Twin Deceits

If you believe economists and commentators, you’d get the impression that the US economy is at full employment.

Commentators till recently have been pointing out that the Phillips curve is flat. The curve can be thought in various ways and one way is a plot of wage rate in the y-axis and the employment rate in the x-axis, as in stock-flow coherent models.

One would think it has a positive slope as higher employment would mean better wage bargaining. Or like this as in Figure 11.1, page 387 from Monetary Economics, Ed. 1 written by Wynne Godley and Marc Lavoie.

Economists using the neoclassical paradigm however think of it without any flat segments.

But till recently, many economists had been claiming that the Phillips curve is flat, as in flat not only in a segment but just flat.

This might look welcome but it is a deceit. It’s ironic that economists using the neoclassical paradigm are claiming this as typically they would accuse heterodox of assuming a flat Phillips curve.

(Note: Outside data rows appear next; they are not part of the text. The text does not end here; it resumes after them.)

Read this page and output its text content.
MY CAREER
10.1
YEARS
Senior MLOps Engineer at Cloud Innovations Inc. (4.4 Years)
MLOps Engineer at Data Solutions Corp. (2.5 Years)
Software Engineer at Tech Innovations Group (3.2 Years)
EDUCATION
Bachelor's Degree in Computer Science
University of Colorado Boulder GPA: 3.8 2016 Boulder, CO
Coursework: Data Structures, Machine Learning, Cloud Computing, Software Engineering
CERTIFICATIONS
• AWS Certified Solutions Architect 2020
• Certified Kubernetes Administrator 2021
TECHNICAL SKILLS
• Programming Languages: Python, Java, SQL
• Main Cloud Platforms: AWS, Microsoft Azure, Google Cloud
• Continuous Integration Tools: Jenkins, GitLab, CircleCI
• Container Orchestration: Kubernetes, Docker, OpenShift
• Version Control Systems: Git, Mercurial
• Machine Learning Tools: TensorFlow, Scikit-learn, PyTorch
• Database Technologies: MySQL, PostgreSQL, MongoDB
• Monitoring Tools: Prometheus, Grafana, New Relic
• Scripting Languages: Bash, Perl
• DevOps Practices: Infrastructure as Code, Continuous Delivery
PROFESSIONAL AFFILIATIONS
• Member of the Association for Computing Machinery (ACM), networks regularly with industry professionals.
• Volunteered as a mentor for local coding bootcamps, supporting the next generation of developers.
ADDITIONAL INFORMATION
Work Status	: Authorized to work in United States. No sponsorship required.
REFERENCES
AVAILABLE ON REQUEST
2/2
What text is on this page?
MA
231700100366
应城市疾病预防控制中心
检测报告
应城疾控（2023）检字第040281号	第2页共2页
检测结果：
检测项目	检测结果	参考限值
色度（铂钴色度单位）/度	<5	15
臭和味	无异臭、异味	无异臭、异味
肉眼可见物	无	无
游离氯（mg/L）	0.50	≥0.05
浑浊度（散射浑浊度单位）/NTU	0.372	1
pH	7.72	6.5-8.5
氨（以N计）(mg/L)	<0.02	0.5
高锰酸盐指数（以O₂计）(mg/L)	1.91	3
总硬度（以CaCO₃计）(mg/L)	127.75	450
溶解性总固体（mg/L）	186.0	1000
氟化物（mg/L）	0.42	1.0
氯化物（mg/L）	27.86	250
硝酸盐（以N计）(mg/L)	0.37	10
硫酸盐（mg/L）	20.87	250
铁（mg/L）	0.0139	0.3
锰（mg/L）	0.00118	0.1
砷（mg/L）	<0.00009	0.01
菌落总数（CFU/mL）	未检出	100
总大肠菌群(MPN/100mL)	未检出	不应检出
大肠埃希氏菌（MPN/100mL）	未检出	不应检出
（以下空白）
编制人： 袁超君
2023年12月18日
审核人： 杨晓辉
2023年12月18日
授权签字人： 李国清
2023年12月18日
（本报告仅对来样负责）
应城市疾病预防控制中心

The reason it is a deceit is that it induces the reader into thinking that full employment has been achieved and that there’s no need to do anything such as a fiscal expansion.

But recently wages have risen a bit. Now economists and commentators such as Alan Blinder, Paul KrugmanJustin Wolfers and many more have been claiming that the US economy is at full employment.

Full employment?

The headline unemployment rate of the United States is 4.1%. That is infinitely far from than 0%. How is that full employment or near full employment?

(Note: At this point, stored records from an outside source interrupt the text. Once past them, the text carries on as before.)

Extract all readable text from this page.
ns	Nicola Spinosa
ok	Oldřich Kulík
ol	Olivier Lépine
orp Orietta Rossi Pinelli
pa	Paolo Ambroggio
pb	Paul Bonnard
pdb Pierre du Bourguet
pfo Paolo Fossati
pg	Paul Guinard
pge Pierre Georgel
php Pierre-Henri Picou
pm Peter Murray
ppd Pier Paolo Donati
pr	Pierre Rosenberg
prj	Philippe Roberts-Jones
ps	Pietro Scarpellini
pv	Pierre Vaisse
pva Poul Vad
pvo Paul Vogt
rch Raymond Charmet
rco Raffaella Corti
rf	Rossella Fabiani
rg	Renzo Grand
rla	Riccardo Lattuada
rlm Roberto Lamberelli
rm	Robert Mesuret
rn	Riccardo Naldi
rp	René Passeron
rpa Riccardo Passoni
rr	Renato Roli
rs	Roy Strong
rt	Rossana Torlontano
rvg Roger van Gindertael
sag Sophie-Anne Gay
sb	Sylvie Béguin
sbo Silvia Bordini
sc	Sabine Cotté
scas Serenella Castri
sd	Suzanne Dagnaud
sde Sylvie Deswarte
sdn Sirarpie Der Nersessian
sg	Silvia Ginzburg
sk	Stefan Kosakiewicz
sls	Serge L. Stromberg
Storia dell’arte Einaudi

But not only that, that’s what is called the U-3 unemployment rate. The U-6 unemployment rate is 8.2%.

The differences are explained in this Federal Reserve Economic Data (FRED) blog here.

This is the real picture:

click to expand

So the twin deceits are: shifting positions on the Phillips curve to make it look like the US economy has achieved full employment and now claiming that the US economy is already at full employment. This is to promote the idea that nothing needs to be done.